В среду, 25 апреля, менее чем через две недели после ареста, Антон Пробст предстал перед судом. За несколько часов до начала процесса улицы вокруг здания суда были заполнены тысячами мужчин и женщин, надеющимися попасть внутрь. Полицейские, стоявшие у входа, сдерживали возбужденную толпу, разрешая вход только «уполномоченным лицам, судьям и другим служащим суда, членам коллегии адвокатов, представителям прессы и свидетелям», а также тем немногим счастливчикам, которые первыми прибыли на рассвете и мгновенно переполнили зрительскую часть зала суда. В половине девятого вечера к задней части здания подъехал тюремный фургон. Пробста, окруженного отрядом полицейских, провели к задней двери, в то время как толпа устроила хор насмешек и проклятий. Перед тем как заключенный скрылся внутри, шеф Рагглс, остановил его на мгновение, чтобы дать толпе возможность взглянуть на «одержимого убийцу»[101].
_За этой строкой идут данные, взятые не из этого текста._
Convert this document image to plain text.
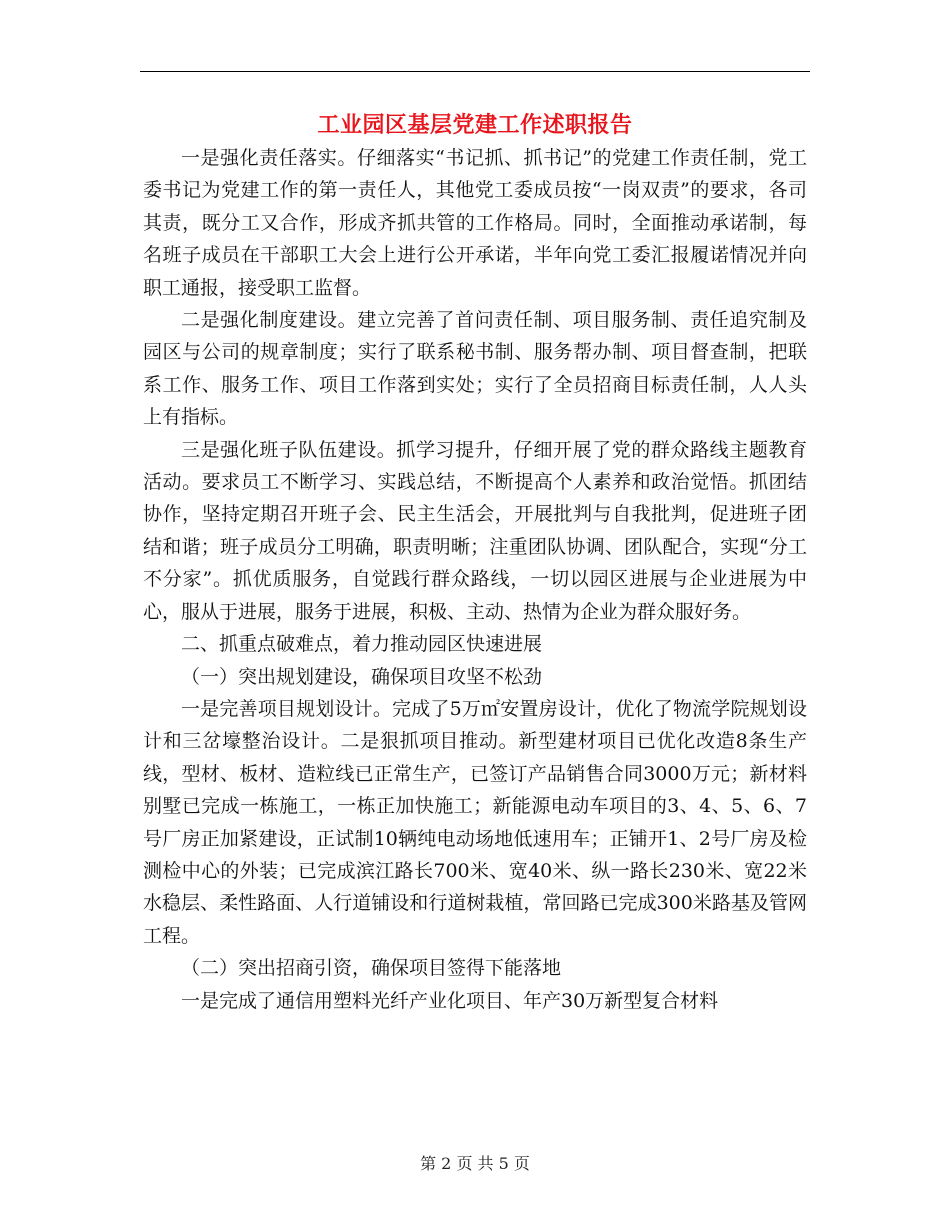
工业园区基层党建工作述职报告

一是强化责任落实。仔细落实“书记抓、抓书记”的党建工作责任制，党工委书记为党建工作的第一责任人，其他党工委成员按“一岗双责”的要求，各司其责，既分工又合作，形成齐抓共管的工作格局。同时，全面推动承诺制，每名班子成员在干部职工大会上进行公开承诺，半年向党工委汇报履诺情况并向职工通报，接受职工监督。

二是强化制度建设。建立完善了首问责任制、项目服务制、责任追究制及园区与公司的规章制度；实行了联系秘书制、服务帮办制、项目督查制，把联系工作、服务工作、项目工作落到实处；实行了全员招商目标责任制，人人头上有指标。

三是强化班子队伍建设。抓学习提升，仔细开展了党的群众路线主题教育活动。要求员工不断学习、实践总结，不断提高个人素养和政治觉悟。抓团结协作，坚持定期召开班子会、民主生活会，开展批判与自我批判，促进班子团结和谐；班子成员分工明确，职责明晰；注重团队协调、团队配合，实现“分工不分家”。抓优质服务，自觉践行群众路线，一切以园区进展与企业进展为中心，服从于进展，服务于进展，积极、主动、热情为企业为群众服好务。

二、抓重点破难点，着力推动园区快速进展

（一）突出规划建设，确保项目攻坚不松劲

一是完善项目规划设计。完成了5万㎡安置房设计，优化了物流学院规划设计和三岔壕整治设计。二是狠抓项目推动。新型建材项目已优化改造8条生产线，型材、板材、造粒线已正常生产，已签订产品销售合同3000万元；新材料别墅已完成一栋施工，一栋正加快施工；新能源电动车项目的3、4、5、6、7号厂房正加紧建设，正试制10辆纯电动场地低速用车；正铺开1、2号厂房及检测检中心的外装；已完成滨江路长700米、宽40米、纵一路长230米、宽22米水稳层、柔性路面、人行道铺设和行道树栽植，常回路已完成300米路基及管网工程。

（二）突出招商引资，确保项目签得下能落地

一是完成了通信用塑料光纤产业化项目、年产30万新型复合材料

第 2 页 共 5 页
Хотя Пробста обвиняли в восьми убийствах, судить его должны были только за одно: убийство Кристофера Диринга. Председательствующий судья Джозеф Эллисон начал процесс, поручив секретарю Джорджу Х. Муру зачитать обвинительное заключение, в котором утверждалось, что Антон Пробст, «не имея страха Божьего перед глазами, но будучи движим и обольщен по наущению дьявола, в седьмой день апреля в год Господа нашего тысяча восемьсот шестьдесят шестой… с помощью силы и оружия и так далее, злонамеренно совершил нападение, совершив убийство Кристофера Диринга»[102].

Затем Пробста попросили встать и поднять правую руку.
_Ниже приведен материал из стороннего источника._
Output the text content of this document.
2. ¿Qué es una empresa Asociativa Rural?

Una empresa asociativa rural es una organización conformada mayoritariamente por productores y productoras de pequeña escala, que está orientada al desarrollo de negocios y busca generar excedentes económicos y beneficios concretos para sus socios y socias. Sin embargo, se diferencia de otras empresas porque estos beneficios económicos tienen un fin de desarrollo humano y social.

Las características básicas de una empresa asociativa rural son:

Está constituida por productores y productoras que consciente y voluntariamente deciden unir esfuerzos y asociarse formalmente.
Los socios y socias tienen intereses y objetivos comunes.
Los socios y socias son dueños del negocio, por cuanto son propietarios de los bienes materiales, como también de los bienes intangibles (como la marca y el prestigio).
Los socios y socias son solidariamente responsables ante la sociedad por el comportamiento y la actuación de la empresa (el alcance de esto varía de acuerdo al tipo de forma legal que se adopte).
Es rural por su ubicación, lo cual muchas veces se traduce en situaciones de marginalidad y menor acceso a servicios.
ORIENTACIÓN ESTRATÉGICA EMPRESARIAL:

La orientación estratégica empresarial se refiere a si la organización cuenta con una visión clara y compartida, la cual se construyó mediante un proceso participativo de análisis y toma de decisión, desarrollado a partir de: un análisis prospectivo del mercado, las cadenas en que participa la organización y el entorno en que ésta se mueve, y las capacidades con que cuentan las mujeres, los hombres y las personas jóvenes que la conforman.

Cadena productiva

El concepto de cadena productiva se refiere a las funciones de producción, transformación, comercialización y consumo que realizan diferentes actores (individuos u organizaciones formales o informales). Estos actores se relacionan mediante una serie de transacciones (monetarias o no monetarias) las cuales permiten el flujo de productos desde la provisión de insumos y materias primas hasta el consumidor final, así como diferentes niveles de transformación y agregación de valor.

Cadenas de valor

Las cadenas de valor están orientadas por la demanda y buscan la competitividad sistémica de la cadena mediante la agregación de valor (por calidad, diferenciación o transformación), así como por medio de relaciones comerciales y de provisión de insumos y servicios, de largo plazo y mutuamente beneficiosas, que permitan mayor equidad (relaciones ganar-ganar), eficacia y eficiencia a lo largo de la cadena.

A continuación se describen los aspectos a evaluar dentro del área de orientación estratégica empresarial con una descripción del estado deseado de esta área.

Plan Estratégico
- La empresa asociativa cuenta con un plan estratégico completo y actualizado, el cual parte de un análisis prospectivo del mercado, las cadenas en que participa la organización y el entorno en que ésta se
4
«Что вы скажете? – спросил Мур. – Вы виновны или невиновны?»

«Не виновен», – ответил Пробст.

«Как вас будут судить?»

«Богом и моей страной», – ответил обвиняемый.
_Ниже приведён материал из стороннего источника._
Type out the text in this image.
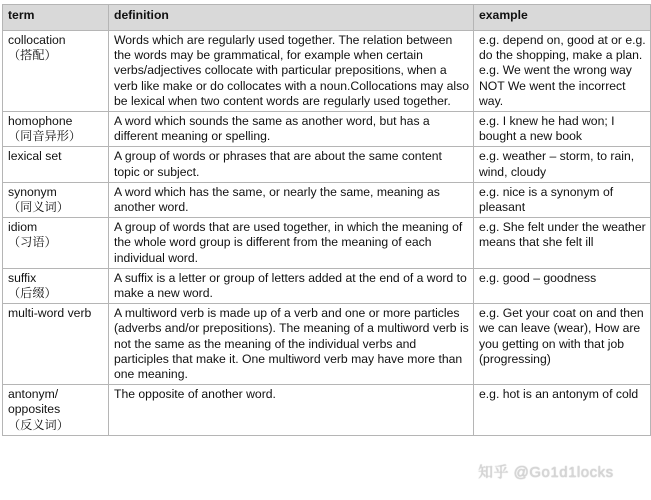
term	definition	example
collocation
（搭配）	Words which are regularly used together. The relation between the words may be grammatical, for example when certain verbs/adjectives collocate with particular prepositions, when a verb like make or do collocates with a noun.Collocations may also be lexical when two content words are regularly used together.	e.g. depend on, good at or e.g. do the shopping, make a plan. e.g. We went the wrong way NOT We went the incorrect way.
homophone
（同音异形）	A word which sounds the same as another word, but has a different meaning or spelling.	e.g. I knew he had won; I bought a new book
lexical set	A group of words or phrases that are about the same content topic or subject.	e.g. weather – storm, to rain, wind, cloudy
synonym
（同义词）	A word which has the same, or nearly the same, meaning as another word.	e.g. nice is a synonym of pleasant
idiom
（习语）	A group of words that are used together, in which the meaning of the whole word group is different from the meaning of each individual word.	e.g. She felt under the weather means that she felt ill
suffix
（后缀）	A suffix is a letter or group of letters added at the end of a word to make a new word.	e.g. good – goodness
multi-word verb	A multiword verb is made up of a verb and one or more particles (adverbs and/or prepositions). The meaning of a multiword verb is not the same as the meaning of the individual verbs and participles that make it. One multiword verb may have more than one meaning.	e.g. Get your coat on and then we can leave (wear), How are you getting on with that job (progressing)
antonym/ opposites
（反义词）	The opposite of another word.	e.g. hot is an antonym of cold
知乎 @Go1d1locks
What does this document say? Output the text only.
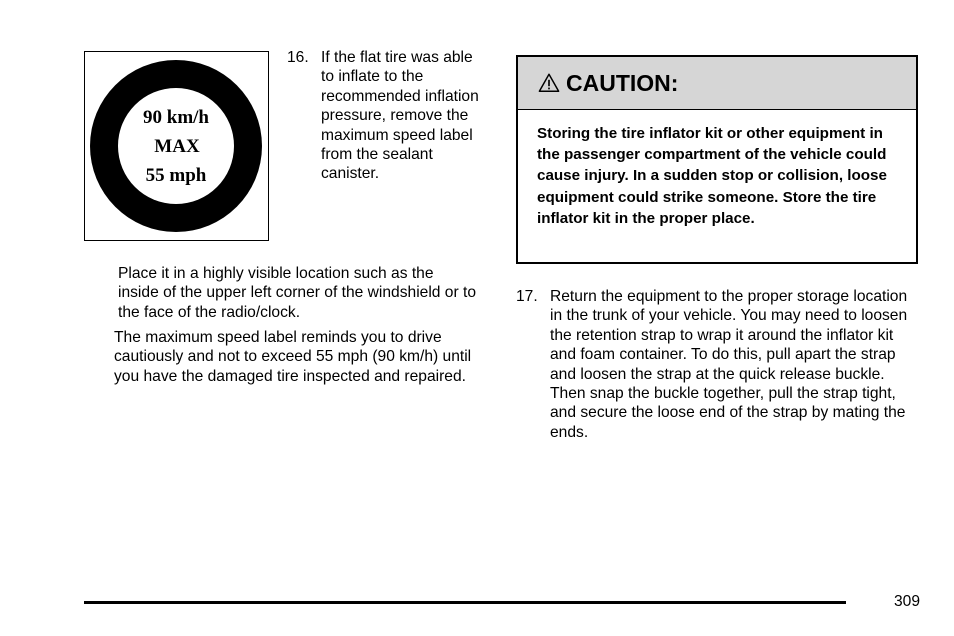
90 km/h
MAX
55 mph
16. If the flat tire was able to inflate to the recommended inflation pressure, remove the maximum speed label from the sealant canister.
Place it in a highly visible location such as the inside of the upper left corner of the windshield or to the face of the radio/clock.
The maximum speed label reminds you to drive cautiously and not to exceed 55 mph (90 km/h) until you have the damaged tire inspected and repaired.
CAUTION:
Storing the tire inflator kit or other equipment in the passenger compartment of the vehicle could cause injury. In a sudden stop or collision, loose equipment could strike someone. Store the tire inflator kit in the proper place.
17. Return the equipment to the proper storage location in the trunk of your vehicle. You may need to loosen the retention strap to wrap it around the inflator kit and foam container. To do this, pull apart the strap and loosen the strap at the quick release buckle. Then snap the buckle together, pull the strap tight, and secure the loose end of the strap by mating the ends.
309
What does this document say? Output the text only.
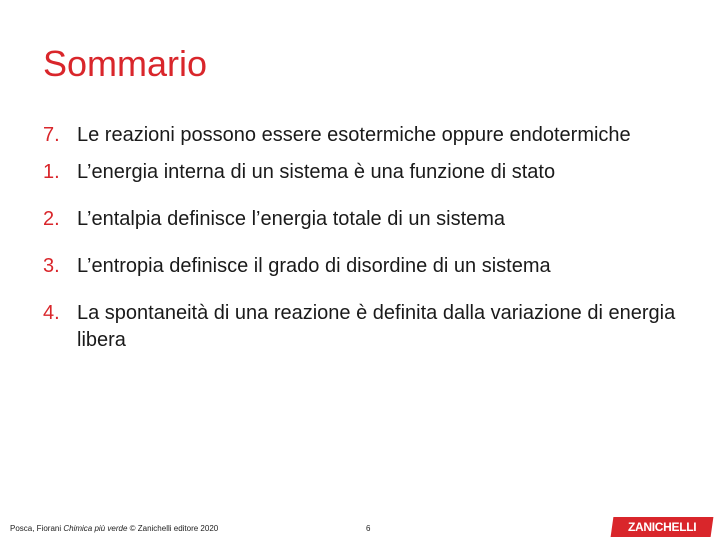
Sommario
7. Le reazioni possono essere esotermiche oppure endotermiche
1. L’energia interna di un sistema è una funzione di stato
2. L’entalpia definisce l’energia totale di un sistema
3. L’entropia definisce il grado di disordine di un sistema
4. La spontaneità di una reazione è definita dalla variazione di energia libera
Posca, Fiorani Chimica più verde © Zanichelli editore 2020	6	ZANICHELLI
Выступая, как сообщает один обозреватель, «голосом, не лишенным эмоций», Мур произнес шаблонный ответ: «Да пошлет вам Господь благополучное избавление».

Следующей задачей на повестке дня был отбор присяжных, и этот процесс занял все заседание. Было опрошено более 40 кандидатов в присяжные: лавочники и моряки, торговцы и рабочие, портные и инструментальщики, маляры, колесники и другие. Каждому из них был задан один и тот же набор вопросов:

«Сформировали ли вы или высказали мнение о виновности или невиновности подсудимого?»

«Можете ли вы как присяжный без предубеждения или пристрастия к заключенному вынести беспристрастный вердикт по существу поставленных перед вами вопросов после полного изучения всех показаний по делу?»

«Имеются ли у вас какие-либо колебания по поводу смертной казни, которые не позволили бы вам вынести вердикт о виновности в убийстве первой степени, если бы того требовали доказательства?»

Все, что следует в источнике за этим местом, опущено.